7. Publication, Reluctance, and the Role of Algorithms
A peculiar discomfort arises when trying to “package” this project for traditional publication. A short pamphlet written for a publisher failed precisely because it violated the structural integrity of the work; essays that emerged naturally weeks later were far stronger, yet the desire to submit them had vanished. The project does not respond well to extraction, reduction or instrumentalisation.
This is where algorithms enter the discussion—not as mystical agents of fate, but as systems optimised to detect patterns and affinities. Recommendation engines do not look for categories; they look for structure. If the internal architecture of this project is coherent, it will eventually intersect with the interests of those working in adjacent fields—AI researchers, cognitive theorists, narrative scholars—without strategic prompting. In this sense, allowing “the algorithm to take care of the rest” is less an abdication and more a recognition that structural resonance travels along its own paths.
8. Conclusion: Where This Work Belongs
A Tale of a New Era belongs to no single discipline, yet stands at the overlapping centre of several. It participates in cognitive science through its model of the mind as narrative architecture; in AI theory through its engagement with self-supervised models; in narrative theory through its claim that time is intelligible only through form; and in philosophy of history through its proposal that the evolution of language structures civilisation-level time.
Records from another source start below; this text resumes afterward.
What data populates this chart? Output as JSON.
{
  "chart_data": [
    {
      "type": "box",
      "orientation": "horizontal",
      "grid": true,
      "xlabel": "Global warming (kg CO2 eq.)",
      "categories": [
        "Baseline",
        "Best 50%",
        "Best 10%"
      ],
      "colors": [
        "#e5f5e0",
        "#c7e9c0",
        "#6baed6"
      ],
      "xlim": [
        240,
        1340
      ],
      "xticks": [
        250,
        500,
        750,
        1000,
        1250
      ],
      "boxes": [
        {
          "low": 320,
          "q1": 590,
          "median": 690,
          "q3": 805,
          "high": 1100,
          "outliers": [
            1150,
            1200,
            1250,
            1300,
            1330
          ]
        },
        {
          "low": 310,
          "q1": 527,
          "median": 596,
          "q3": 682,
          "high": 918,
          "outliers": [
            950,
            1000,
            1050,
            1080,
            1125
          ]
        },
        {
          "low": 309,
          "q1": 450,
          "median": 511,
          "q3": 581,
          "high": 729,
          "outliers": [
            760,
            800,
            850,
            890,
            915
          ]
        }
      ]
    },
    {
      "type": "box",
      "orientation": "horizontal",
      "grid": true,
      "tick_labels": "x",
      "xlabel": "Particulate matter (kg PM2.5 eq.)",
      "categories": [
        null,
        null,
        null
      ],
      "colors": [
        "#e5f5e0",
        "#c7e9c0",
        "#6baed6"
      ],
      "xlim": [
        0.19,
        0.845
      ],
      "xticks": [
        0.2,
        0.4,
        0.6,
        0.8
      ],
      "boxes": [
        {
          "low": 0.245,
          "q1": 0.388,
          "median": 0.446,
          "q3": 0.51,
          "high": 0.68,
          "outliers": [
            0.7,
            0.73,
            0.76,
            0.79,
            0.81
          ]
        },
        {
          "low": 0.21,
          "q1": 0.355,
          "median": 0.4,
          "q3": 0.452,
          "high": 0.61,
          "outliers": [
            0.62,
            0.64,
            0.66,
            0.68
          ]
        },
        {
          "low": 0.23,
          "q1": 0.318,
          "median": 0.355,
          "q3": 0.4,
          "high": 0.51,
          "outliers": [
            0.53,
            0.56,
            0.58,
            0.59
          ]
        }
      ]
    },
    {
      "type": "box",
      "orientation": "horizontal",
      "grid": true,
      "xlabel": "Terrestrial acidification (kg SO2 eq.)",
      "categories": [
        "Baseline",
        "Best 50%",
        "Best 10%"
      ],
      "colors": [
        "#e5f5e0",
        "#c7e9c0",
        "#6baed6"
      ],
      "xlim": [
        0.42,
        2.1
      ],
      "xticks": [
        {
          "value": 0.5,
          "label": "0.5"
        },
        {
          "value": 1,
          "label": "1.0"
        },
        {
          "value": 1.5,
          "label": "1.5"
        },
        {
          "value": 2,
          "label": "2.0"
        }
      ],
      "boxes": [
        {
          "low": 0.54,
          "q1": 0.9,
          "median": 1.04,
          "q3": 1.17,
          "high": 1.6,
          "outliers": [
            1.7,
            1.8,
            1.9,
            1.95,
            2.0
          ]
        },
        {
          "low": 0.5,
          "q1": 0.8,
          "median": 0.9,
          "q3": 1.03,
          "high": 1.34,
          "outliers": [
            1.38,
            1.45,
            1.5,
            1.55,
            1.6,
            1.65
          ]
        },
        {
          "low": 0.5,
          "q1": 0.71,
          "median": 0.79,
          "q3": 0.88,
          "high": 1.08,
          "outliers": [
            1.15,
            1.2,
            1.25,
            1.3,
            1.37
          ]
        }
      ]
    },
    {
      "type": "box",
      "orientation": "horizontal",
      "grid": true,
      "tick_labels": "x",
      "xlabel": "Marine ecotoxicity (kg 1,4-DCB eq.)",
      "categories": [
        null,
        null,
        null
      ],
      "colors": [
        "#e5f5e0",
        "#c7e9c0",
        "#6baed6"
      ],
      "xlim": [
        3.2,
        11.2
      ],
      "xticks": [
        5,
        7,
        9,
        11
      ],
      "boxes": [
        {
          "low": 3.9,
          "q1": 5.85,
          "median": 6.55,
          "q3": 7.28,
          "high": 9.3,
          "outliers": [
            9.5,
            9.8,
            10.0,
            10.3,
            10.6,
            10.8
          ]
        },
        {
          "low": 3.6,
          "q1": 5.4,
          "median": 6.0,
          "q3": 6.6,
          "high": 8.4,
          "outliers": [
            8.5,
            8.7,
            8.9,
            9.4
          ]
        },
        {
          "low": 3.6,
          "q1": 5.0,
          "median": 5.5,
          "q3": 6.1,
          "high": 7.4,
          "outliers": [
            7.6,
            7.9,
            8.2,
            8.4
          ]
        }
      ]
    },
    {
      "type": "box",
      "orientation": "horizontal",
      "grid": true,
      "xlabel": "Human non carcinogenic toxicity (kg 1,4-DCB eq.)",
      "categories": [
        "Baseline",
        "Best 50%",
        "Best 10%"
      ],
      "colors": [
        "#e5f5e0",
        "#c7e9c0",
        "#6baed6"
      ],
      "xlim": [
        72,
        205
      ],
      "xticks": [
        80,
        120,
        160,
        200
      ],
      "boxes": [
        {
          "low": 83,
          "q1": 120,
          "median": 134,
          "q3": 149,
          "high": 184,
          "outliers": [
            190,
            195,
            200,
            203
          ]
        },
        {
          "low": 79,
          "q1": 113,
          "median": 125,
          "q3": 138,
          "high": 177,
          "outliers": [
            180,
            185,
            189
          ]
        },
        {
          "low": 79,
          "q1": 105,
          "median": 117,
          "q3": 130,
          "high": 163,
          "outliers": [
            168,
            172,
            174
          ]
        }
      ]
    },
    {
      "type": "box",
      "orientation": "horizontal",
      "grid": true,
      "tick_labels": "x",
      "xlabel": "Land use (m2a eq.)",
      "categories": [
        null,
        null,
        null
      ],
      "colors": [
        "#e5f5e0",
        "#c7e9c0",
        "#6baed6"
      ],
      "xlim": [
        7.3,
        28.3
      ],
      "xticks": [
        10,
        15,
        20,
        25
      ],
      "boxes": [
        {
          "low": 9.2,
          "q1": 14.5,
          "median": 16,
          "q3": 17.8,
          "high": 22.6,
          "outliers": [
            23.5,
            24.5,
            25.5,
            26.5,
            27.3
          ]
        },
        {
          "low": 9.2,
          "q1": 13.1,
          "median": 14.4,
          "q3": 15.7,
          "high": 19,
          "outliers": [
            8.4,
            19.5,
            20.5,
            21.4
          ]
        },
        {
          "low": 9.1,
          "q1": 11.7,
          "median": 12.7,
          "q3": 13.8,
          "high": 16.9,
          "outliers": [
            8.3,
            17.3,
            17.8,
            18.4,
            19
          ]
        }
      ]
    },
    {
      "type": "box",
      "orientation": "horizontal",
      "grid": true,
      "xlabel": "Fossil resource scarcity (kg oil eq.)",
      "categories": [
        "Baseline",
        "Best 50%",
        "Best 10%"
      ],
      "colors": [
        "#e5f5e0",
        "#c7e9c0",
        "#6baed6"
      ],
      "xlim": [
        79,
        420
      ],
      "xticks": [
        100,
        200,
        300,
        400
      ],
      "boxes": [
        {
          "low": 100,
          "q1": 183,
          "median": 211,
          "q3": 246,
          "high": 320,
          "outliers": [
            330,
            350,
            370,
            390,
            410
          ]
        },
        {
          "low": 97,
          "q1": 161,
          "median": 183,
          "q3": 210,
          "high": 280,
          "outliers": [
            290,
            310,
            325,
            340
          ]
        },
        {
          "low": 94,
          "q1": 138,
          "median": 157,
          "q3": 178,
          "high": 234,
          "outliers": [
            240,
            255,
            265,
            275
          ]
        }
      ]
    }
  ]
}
More importantly, it emerges from an intuition of symmetry whose implications are still unfolding. Whether understood as narrative, structure, or model, the form first glimpsed in that early vision continues to reappear—within the documentary project, within essays, and within the behaviour of the language models themselves.
If the structure is real, it will be recognised. If it is not, no act of strategy will make it so. The task, therefore, is simple: to remain faithful to the form, and let the world of minds and machines decide where it fits.